Wij westerlingen (en met name wij Hollanders!) hebben het echter tot kunst verheven onze grond te bewerken en nauwkeurig systematisch in te delen. De grond zo te maken als het ware, dat het onze denkkaders weerspiegelt. Daarbij is monocultuur our middle name.
Enfin. Toen Guy me vroeg een slingerpaadje te maken, zag ik de bui al hangen. In dat vlakke stukkie gras van mij, moest ik een spit gaan zetten. Want, zo zei de permacultuurman, “Je tuin mag ook best wel iets opgehoogd.” Zoiets was wel eens eerder bij me opgekomen. Vooral wanneer ik in de herfst door de bagger naar m’n schuurtje liep, met kluiten klei onder de poten. Ik wist alleen niet hoe ik de boel moest laten aanvoeren. Minstens acht kuub zand had ik bedacht. Pff. Dat zijn veel kruiwagens moet u weten. Veel lopen, bovendien leuke business voor de zandverkoper.

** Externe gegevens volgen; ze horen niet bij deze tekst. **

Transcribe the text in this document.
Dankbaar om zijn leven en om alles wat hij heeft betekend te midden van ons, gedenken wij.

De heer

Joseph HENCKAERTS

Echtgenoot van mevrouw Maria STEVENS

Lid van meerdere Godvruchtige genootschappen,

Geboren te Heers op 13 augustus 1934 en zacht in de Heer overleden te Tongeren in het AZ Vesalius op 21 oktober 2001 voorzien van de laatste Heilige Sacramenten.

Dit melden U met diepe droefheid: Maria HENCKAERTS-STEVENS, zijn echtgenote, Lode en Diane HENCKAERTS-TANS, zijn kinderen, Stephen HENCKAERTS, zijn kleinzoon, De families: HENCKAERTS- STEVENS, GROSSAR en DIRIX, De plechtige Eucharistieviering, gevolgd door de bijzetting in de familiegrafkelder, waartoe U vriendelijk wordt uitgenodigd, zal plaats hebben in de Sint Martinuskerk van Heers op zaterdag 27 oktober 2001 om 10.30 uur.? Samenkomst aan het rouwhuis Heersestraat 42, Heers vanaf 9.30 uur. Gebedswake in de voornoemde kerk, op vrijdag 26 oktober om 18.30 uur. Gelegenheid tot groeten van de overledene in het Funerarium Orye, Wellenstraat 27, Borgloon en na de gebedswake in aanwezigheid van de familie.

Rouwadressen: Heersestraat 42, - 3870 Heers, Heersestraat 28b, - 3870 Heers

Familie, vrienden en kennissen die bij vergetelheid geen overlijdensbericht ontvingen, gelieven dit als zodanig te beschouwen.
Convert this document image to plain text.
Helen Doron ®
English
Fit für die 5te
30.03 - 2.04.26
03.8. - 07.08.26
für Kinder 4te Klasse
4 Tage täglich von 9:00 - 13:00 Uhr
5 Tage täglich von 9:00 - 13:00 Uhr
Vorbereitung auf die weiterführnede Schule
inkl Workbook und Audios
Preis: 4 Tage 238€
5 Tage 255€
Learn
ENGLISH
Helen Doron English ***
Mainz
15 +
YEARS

“Graaf gewoon een paadje,” zei Guy, “en met de grond die daar uitkomt, hoog je de rest van de tuin op.” Hm. Hoe simpel kan het zijn. Dat lampje was nog nooit boven mijn hoofd verschenen. Dus, daar ging de spit in de grond. Ik zei: “Ik bel je wel als dat paadje een feit is!” (En was op zijn tuinontwerp de tekening van de vijver heel even vergeten….)
Les 3
‘Laat de bodem zo dicht mogelijk bij zijn natuurlijke toestand’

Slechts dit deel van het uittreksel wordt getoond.